Au-delà des montants, les retraités ultramarins font face à des discriminations dans l'accès à leurs droits. Un exemple emblématique : des gendarmes réunionnais se sont vu refuser les bénéfices de campagne au titre de leur affectation à La Réunion. La Défenseure des droits a dû intervenir en 2020 pour faire reconnaître cette "discrimination fondée sur l'origine et le lieu de résidence".

La qualité de service pose également question. À La Réunion, le délai moyen de traitement des dossiers de retraite est passé de 106 jours en 2019 à 182 jours en 2024, avec un taux de satisfaction qui s'est effondré de 90% à 72,4%, a révélé un rapport de la Cour des Comptes

Face à ce constat accablant, la rapporteure formule plusieurs recommandations comme supprimer le seuil de récupération sur succession de l'ASPA, qui dissuade de nombreux retraités éligibles de demander cette aide. Elle préconise entre autres d'étendre la cotisation volontaire au Régime additionnel de la fonction publique ( RAFP) à tous les territoires ultramarins et à l'ensemble des trois fonctions publiques. Elle insiste sur la nécessité de soutenir les économies ultramarines via des dispositifs comme la loi Lodeom pour améliorer l'emploi et, à terme, les retraites.

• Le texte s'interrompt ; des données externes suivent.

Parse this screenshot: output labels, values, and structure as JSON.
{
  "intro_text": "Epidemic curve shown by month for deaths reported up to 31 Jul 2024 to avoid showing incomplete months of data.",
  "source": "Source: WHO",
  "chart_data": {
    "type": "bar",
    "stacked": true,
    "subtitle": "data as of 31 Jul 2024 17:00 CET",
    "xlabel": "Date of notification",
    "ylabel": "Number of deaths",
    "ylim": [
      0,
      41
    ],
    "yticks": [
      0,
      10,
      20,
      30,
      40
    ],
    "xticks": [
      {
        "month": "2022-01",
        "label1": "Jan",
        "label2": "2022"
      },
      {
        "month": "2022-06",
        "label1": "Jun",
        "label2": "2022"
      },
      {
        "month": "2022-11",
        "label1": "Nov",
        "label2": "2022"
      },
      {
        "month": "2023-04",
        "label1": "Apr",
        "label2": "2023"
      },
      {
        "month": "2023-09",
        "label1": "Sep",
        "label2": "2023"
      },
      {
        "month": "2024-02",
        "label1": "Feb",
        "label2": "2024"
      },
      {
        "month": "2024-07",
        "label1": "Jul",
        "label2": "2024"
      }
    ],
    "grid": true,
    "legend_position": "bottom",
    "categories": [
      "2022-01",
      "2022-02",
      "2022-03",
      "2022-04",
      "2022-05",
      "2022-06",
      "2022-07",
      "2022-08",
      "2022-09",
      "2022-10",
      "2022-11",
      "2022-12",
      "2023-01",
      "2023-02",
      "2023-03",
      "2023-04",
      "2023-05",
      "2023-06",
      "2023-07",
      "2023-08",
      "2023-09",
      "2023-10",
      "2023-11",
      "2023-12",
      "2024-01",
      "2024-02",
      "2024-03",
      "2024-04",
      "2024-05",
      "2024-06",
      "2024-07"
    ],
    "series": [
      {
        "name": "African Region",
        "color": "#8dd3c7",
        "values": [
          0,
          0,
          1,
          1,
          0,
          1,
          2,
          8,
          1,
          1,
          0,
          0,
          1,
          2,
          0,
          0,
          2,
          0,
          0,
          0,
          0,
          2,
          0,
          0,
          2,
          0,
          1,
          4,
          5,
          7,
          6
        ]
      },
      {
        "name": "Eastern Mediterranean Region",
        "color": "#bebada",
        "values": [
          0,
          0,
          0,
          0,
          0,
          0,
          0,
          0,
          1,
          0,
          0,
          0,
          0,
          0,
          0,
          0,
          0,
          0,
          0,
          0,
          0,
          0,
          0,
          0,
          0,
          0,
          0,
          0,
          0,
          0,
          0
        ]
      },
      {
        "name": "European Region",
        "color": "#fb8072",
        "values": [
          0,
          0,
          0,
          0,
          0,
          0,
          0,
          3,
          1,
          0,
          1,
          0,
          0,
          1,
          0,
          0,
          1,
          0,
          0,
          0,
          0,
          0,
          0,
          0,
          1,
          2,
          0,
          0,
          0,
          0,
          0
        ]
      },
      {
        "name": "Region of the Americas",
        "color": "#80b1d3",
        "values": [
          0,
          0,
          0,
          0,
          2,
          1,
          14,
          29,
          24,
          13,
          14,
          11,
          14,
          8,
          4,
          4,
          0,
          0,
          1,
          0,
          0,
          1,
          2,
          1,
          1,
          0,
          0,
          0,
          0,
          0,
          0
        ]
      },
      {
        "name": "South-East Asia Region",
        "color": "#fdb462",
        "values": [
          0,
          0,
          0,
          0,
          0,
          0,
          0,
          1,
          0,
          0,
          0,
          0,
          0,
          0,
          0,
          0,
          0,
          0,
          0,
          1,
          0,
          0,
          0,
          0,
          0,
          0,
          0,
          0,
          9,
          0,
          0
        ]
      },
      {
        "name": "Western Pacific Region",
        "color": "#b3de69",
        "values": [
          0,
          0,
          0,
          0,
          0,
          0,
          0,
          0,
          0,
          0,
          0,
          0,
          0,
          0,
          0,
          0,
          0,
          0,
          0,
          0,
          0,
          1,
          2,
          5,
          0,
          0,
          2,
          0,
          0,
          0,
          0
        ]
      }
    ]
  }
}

"L'égalité entre les retraités hexagonaux et ultramarins n'implique pas l'uniformité", souligne Karine Lebon. "Elle suppose au contraire une prise en compte durable et adaptée aux particularités ultramarines." Dans un contexte où le gouvernement envisage de ne pas revaloriser les pensions en 2026, les retraités ultramarins risquent d'être les premières victimes de cette politique d'austérité.